The devastation caused by the floods in the Melamchi Bazaar area (Images: Santosh Nepal / ICIMOD)

What can we do to minimise complex risk?

Although it is possible to forecast floods a few days in advance through weather forecasts and hydrodynamic modelling, there is no mechanism to predict cascading hazards in mountainous areas. Therefore, awareness and preparedness, before disasters occur, is the most practical approach to reduce risk.

People from the Melamchi area shared that, despite the massive damage to infrastructure and settlements, many lives were saved because upstream residents informed those downstream about the landslide and debris dam in the upper reaches of the Melamchi River, and warned of the potential risk of dam burst. This shows the importance of early warning, and how both formal and informal communication between upper and lower riparian communities can play an instrumental role in reducing disaster risk.

The community-based flood early warning system along the Ratu River in eastern Nepal uses an informal mechanism by which upstream communities in Nepal relay information on rising water levels to downstream communities in Bihar, India. It is necessary to further develop early warning systems that can indicate the risk of cascading hazards and potential impacts. These systems can be developed with local communities in mind so that their capacity can be built for risk assessment and response, including for transboundary rivers.

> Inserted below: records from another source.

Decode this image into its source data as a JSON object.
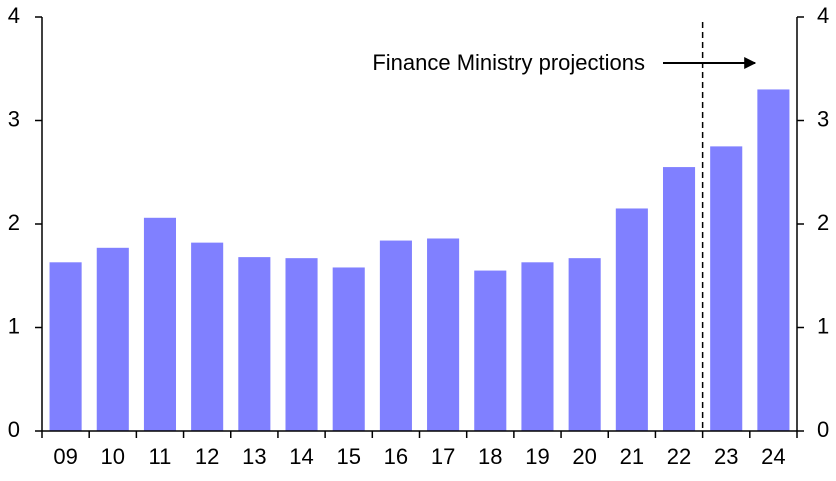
{
  "chart_data": {
    "type": "bar",
    "categories": [
      "09",
      "10",
      "11",
      "12",
      "13",
      "14",
      "15",
      "16",
      "17",
      "18",
      "19",
      "20",
      "21",
      "22",
      "23",
      "24"
    ],
    "values": [
      1.63,
      1.77,
      2.06,
      1.82,
      1.68,
      1.67,
      1.58,
      1.84,
      1.86,
      1.55,
      1.63,
      1.67,
      2.15,
      2.55,
      2.75,
      3.3
    ],
    "color": "#8080ff",
    "ylim": [
      0,
      4
    ],
    "yticks": [
      0,
      1,
      2,
      3,
      4
    ],
    "y2lim": [
      0,
      4
    ],
    "y2ticks": [
      0,
      1,
      2,
      3,
      4
    ],
    "annotation": "Finance Ministry projections",
    "grid": false
  }
}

Recent cascading disasters also highlight the importance and urgency of climate-resilient development planning. The risk of disasters in the mountains increases when land-use guidelines are ignored or flouted during the development of mountain infrastructure. Utmost care should be taken to ensure climate resilience when planning physical structures in flood-prone areas with potential risks.

In the case of Melamchi, we can see that the damaged structures were close to flood-prone areas around Melamchi Bazaar, and that many buildings had been constructed on the floodplain. Similarly, the construction of rural roads has increased the risk of landslides and sedimentation. At the community level, insurance and diversified livelihood options are other approaches to minimise and spread the risk. Overall, we need integrated and thorough risk assessment while planning any development in the hills and mountains.

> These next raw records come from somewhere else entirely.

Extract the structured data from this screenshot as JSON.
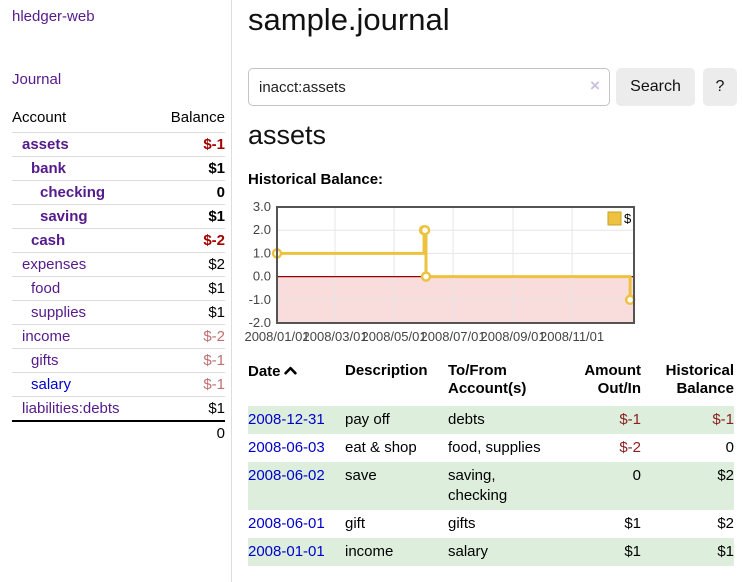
{
  "sidebar": {
    "brand": "hledger-web",
    "nav": {
      "journal": "Journal"
    },
    "accounts_table": {
      "headers": {
        "account": "Account",
        "balance": "Balance"
      },
      "rows": [
        {
          "name": "assets",
          "balance": "$-1"
        },
        {
          "name": "bank",
          "balance": "$1"
        },
        {
          "name": "checking",
          "balance": "0"
        },
        {
          "name": "saving",
          "balance": "$1"
        },
        {
          "name": "cash",
          "balance": "$-2"
        },
        {
          "name": "expenses",
          "balance": "$2"
        },
        {
          "name": "food",
          "balance": "$1"
        },
        {
          "name": "supplies",
          "balance": "$1"
        },
        {
          "name": "income",
          "balance": "$-2"
        },
        {
          "name": "gifts",
          "balance": "$-1"
        },
        {
          "name": "salary",
          "balance": "$-1"
        },
        {
          "name": "liabilities:debts",
          "balance": "$1"
        }
      ],
      "total": "0"
    }
  },
  "header": {
    "title": "sample.journal"
  },
  "search": {
    "value": "inacct:assets",
    "clear_icon": "×",
    "button_label": "Search",
    "help_button_label": "?"
  },
  "account_page": {
    "heading": "assets",
    "chart_label": "Historical Balance:"
  },
  "chart_data": {
    "type": "line",
    "title": "Historical Balance:",
    "step": true,
    "series": [
      {
        "name": "$",
        "color": "#edc240",
        "points": [
          [
            "2008-01-01",
            1
          ],
          [
            "2008-06-01",
            2
          ],
          [
            "2008-06-02",
            2
          ],
          [
            "2008-06-03",
            0
          ],
          [
            "2008-12-31",
            -1
          ]
        ]
      }
    ],
    "x_ticks": [
      "2008/01/01",
      "2008/03/01",
      "2008/05/01",
      "2008/07/01",
      "2008/09/01",
      "2008/11/01"
    ],
    "y_ticks": [
      3.0,
      2.0,
      1.0,
      0.0,
      -1.0,
      -2.0
    ],
    "ylim": [
      -2,
      3
    ],
    "grid": true,
    "legend_position": "top-right",
    "negative_region_color": "#f9dcdc",
    "zero_line_color": "#990000",
    "border_color": "#545454",
    "gridline_color": "#e6e6e6"
  },
  "register_table": {
    "headers": {
      "date": "Date",
      "description": "Description",
      "accounts": "To/From\nAccount(s)",
      "amount": "Amount\nOut/In",
      "balance": "Historical\nBalance"
    },
    "rows": [
      {
        "date": "2008-12-31",
        "description": "pay off",
        "accounts": "debts",
        "amount": "$-1",
        "balance": "$-1"
      },
      {
        "date": "2008-06-03",
        "description": "eat & shop",
        "accounts": "food, supplies",
        "amount": "$-2",
        "balance": "0"
      },
      {
        "date": "2008-06-02",
        "description": "save",
        "accounts": "saving,\nchecking",
        "amount": "0",
        "balance": "$2"
      },
      {
        "date": "2008-06-01",
        "description": "gift",
        "accounts": "gifts",
        "amount": "$1",
        "balance": "$2"
      },
      {
        "date": "2008-01-01",
        "description": "income",
        "accounts": "salary",
        "amount": "$1",
        "balance": "$1"
      }
    ]
  },
  "colors": {
    "link_purple": "#551a8b",
    "link_blue": "#0000cc",
    "negative_strong": "#a40000",
    "negative_light": "#bf7070",
    "negative_table": "#8b2020",
    "row_stripe_green": "#ddeedd",
    "chart_series_gold": "#edc240",
    "chart_negative_region": "#f9dcdc",
    "chart_zero_line": "#990000"
  }
}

Studies have shown that the frequency of cascading disasters in the Hindu Kush Himalayas is likely to increase in the future due to climate change. Changes in precipitation patterns (such as extreme rainfall) seem to exacerbate cascading hazards. As the cascading nature of disasters is relatively new but being observed regionwide, and given their potential for large-scale damage across borders, there is also a need for regional cooperation to better understand this phenomenon and prepare accordingly.    

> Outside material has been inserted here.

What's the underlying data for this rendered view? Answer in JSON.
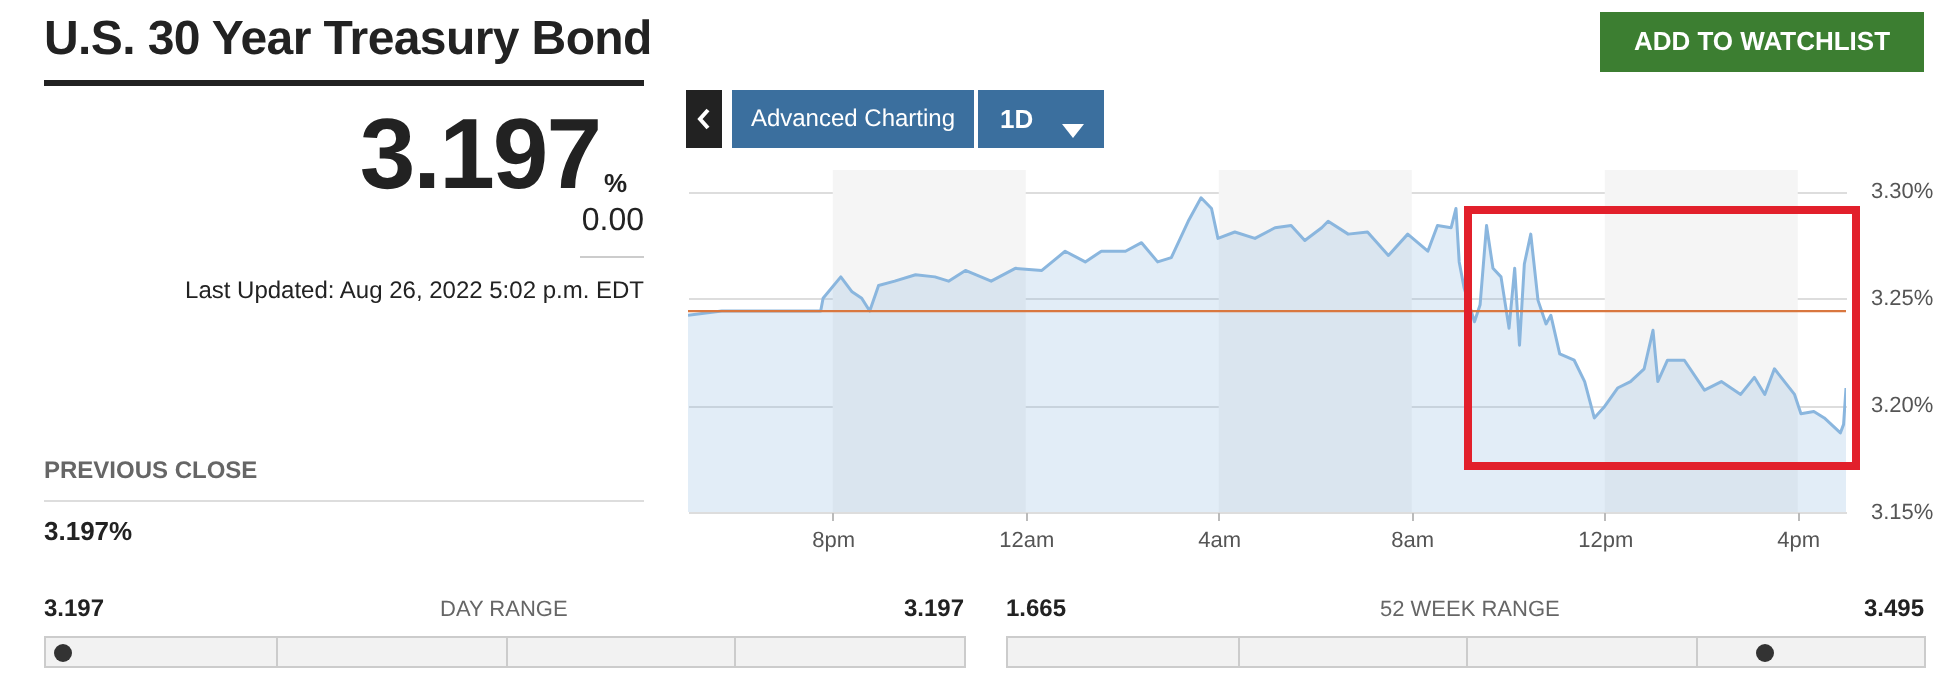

Cooperate on cascading disasters across borders

On 18 June 2021, the Tama Koshi River (a catchment east of the Indrawati) on the Tibetan side was blocked by a landslide, creating potential flood risk for downstream areas in Nepal. However, the Chinese authorities notified their Nepali counterparts about the blockage and the local authority relayed this information to communities downstream. At the same time, the water level of the Upper Tamakoshi Hydropower Project reservoir was lowered by a few metres to reduce possible damage. The Chinese authorities later cleared the landslide, allowing the river to resume its course and averting a major incident.

In contrast, a small glacial lake outburst flood in Tibet in 2016 created major damage in the Nepalese section of the watershed, including to the Upper Bhote Koshi Hydroelectric Project. The successful risk mitigation on the Tama Koshi and the communication between agencies in China and Nepal clearly shows the need for and importance of transboundary collaboration and cooperation in disaster risk reduction, including for cascading hazards.

Finally, every monsoon teaches us lessons in disaster management, but we do not apply those lessons when the monsoon rains stop after a few months. As a result, we experience similar disasters in the next monsoon. It is high time that we learn from these experiences, build up the resilience of communities, and prioritise disaster risk reduction as an integral part of our development planning.